Origen’s Commentary on Matthew 12.1-3 (The Ante-Nicene Fathers 10, tr. John Patrick [1867])

And the Sadducees and Pharisees came, and tempting him kept asking him to show them a sign from heaven. The Sadducees and Pharisees who disagreed with each other in regard to the most essential truths, – for the Pharisees champion the doctrine of the resurrection of the dead, hoping that there will be a world to come, while the Sadducees know nothing after this life in store for a man whether he has been advancing towards virtue, or has made no effort at all to come out from the mountains of wickedness, – these, I say, agree that they may tempt Jesus.

They agree together and ask him to show them a sign from heaven. For, not satisfied with the wonderful signs our Saviour showed among the people by healing all forms of disease and sickness, they wished him to show to them also a sign from heaven. And I think they suspected that the signs upon earth might possibly not be of God; for they did not hesitate indeed to say, Jesus casts out demons by Beelzebub the prince of the demons; and it seemed to them that a sign from heaven could not spring from Beelzebub or any other wicked power. But they erred in regard to both types of sign, not being approved money changers nor knowing how to distinguish between spirits from God and those that have revolted against him. And they ought to have known that even many of the portents wrought against Egypt in the time of Moses, though they were not from heaven, were clearly from God. On the other hand one should note that which is said by the Apostle about the man of sin, the son of perdition, that with all power and signs and lying wonders and with all deceit of unrighteousness he shall be manifested to them that are perishing, imitating all kinds of wonders, even those of truth.

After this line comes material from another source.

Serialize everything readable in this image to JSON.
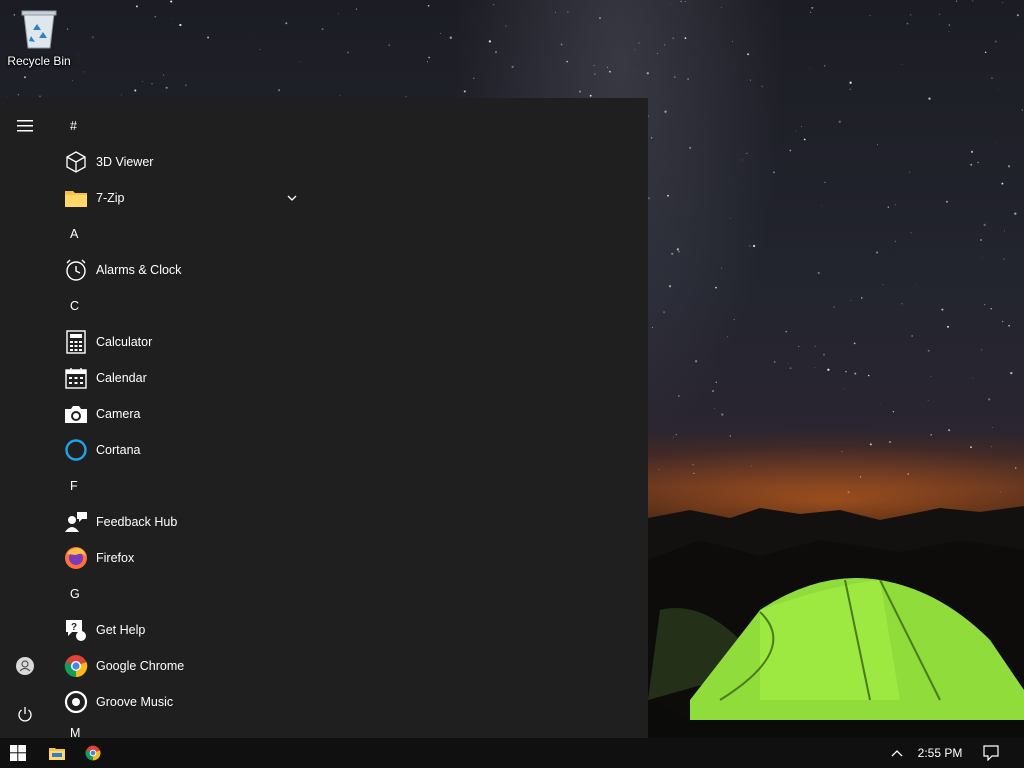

Next let us note that when asked in regard to one sign from heaven, he answers the Pharisees and Sadducees, An evil and adulterous generation seeks a sign, and there shall be no sign given to it, other that the sign of Jonah the Prophet. But the sign of Jonah was not merely a sign but also a sign from heaven, so that even to those who tempted him and sought such a sign he gave one. For if, as Jonah passed three days and three nights in the belly of the whale, so the Son of man was in the heart of the earth, and after this rose up from it, – whence but from heaven shall we say that the sign of the resurrection of Christ came? In his passion, after he became a sign to the thief who entered into the paradise of God, he descended into Hades to the dead, as free among the dead. This was the sign of Jonah, the meaning of which was found in the fact that the Saviour suffered, and passed three days and three nights in the heart of the earth.

Seek out therefore every sign in the Old Scriptures as indicative of some passage in the New Scripture; and also take everything which is called a sign in the new covenant as indicative of something either in the age to come or in the generations after the sign has taken place.